The wall-clock time is not the number of seconds that the process has spent on the CPU; it is the elapsed time, including time spent waiting for its turn on the CPU (while other processes get to run).
@Pacerier: on a single core machine, yes, but multi-core machines and multi-threaded programs can use more than 1 CPU second per elapsed second.
@JonathanLeffler thank you for the answer, I wanted to get the number of nanoseconds that has been elapsed but calculalting the CPU time using the formula CPUtime = #clock_cycles / clock_rate cannot be the same as calculating the elapsed time. Do you know if I can get the elapsed time from the CPU time?
@Bionix1441: You cannot derive elapsed time from CPU time for a number of reasons. First, a process can be idle, not consuming any CPU time, for arbitrary periods (for example, a daemon process waiting for a client to connect to it over the network), so it may do nothing for days at a time of elapsed time. Second, if it is running, it may have multiple threads, and if it has, say, 4 threads and there are 4 or more cores on the system, it might rack up 4 CPU seconds of expended effort per second of elapsed time. These show that there’s no simple (or even complex) formula that you could use.

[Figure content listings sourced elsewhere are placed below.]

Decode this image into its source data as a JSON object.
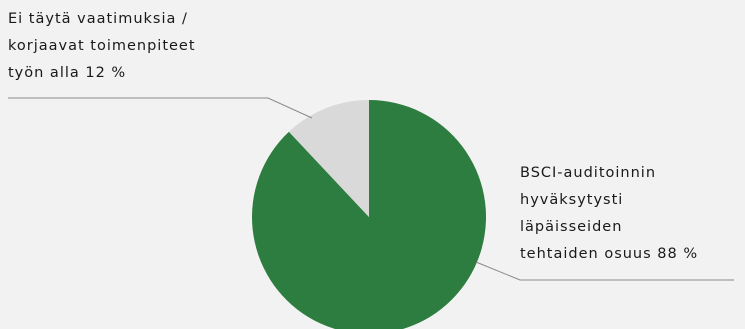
{
  "chart_data": {
    "type": "pie",
    "slices": [
      {
        "label_lines": [
          "BSCI-auditoinnin",
          "hyväksytysti",
          "läpäisseiden",
          "tehtaiden osuus 88 %"
        ],
        "value": 88,
        "color": "#2c7d3f"
      },
      {
        "label_lines": [
          "Ei täytä vaatimuksia /",
          "korjaavat toimenpiteet",
          "työn alla 12 %"
        ],
        "value": 12,
        "color": "#d9d9d9"
      }
    ],
    "start_angle_deg": 0,
    "direction": "clockwise",
    "legend": "none"
  }
}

@Catbuilts: Are you aware that the Unix kernel runs separately from user programs. When your program makes a system call (for example, read() or getpid() ), the kernel executes code on behalf of your program. The kernel also handles pre-emptive multi-tasking so that other programs get their turn to run, and does some general housekeeping work to keep the system running smoothly. This code is executed in ‘kernel code’ (also in ‘kernel mode’). This is distinct from the code you wrote, and the user libraries (including the system C library) that you run.
How are CPU time and CPU usage the same?
I don’t understand how a time duration can be replaced by a percentage. When I look at top , doesn’t %CPU tell me that MATLAB is using 2.17 of my cores?
PID USER PR NI VIRT RES SHR S %CPU %MEM TIME+ COMMAND 18118 jasl 20 0 9248400 261528 78676 S 217.2 0.1 8:14.75 MATLAB
Question In order to better understand what CPU usage is, how do I calculate the CPU usage myself?
Let Linux show you how busy each Processor is with this Command Line request. mpstat -P ALL 5 3 enter for multiprocessor status 5 seconds 3 intervals. Divide the %CPU reported by your number of cores to get average CPU Busy %. iostat -xm 5 3 enter will tell you how many cores/CPU you have available.
2 Answers 2
CPU time is allocated in discrete time slices (ticks). For a certain number of time slices, the CPU is busy, other times it is not (which is represented by the idle process). In the picture below the CPU is busy for 6 of the 10 CPU slices. 6/10 = .60 = 60% of busy time (and there would therefore be 40% idle time).
A percentage is defined as «a number or rate that is expressed as a certain number of parts of something divided into 100 parts». So in this case, those parts are discrete slices of time and the something is busy time slices vs idle time slices — the rate of busy to idle time slices.
Since CPUs operate in GHz (billions of cycles a second). The operating system slices that time in smaller units called ticks. They are not really 1/10 of a second. The tick rate in windows is 10 million ticks in a second and in Linux it is sysconf(_SC_CLK_TCK) (usually 100 ticks per second).
In something like top , the busy CPU cycles are then further broken down into percentages of things like user time and system time. In top on Linux and perfmon in Windows, you will often get a display that goes over 100%, that is because the total is 100% * the_number_of_cpu_cores.
In an operating system, it is the scheduler’s job to allocate these precious slices to processes, so the scheduler is what reports this.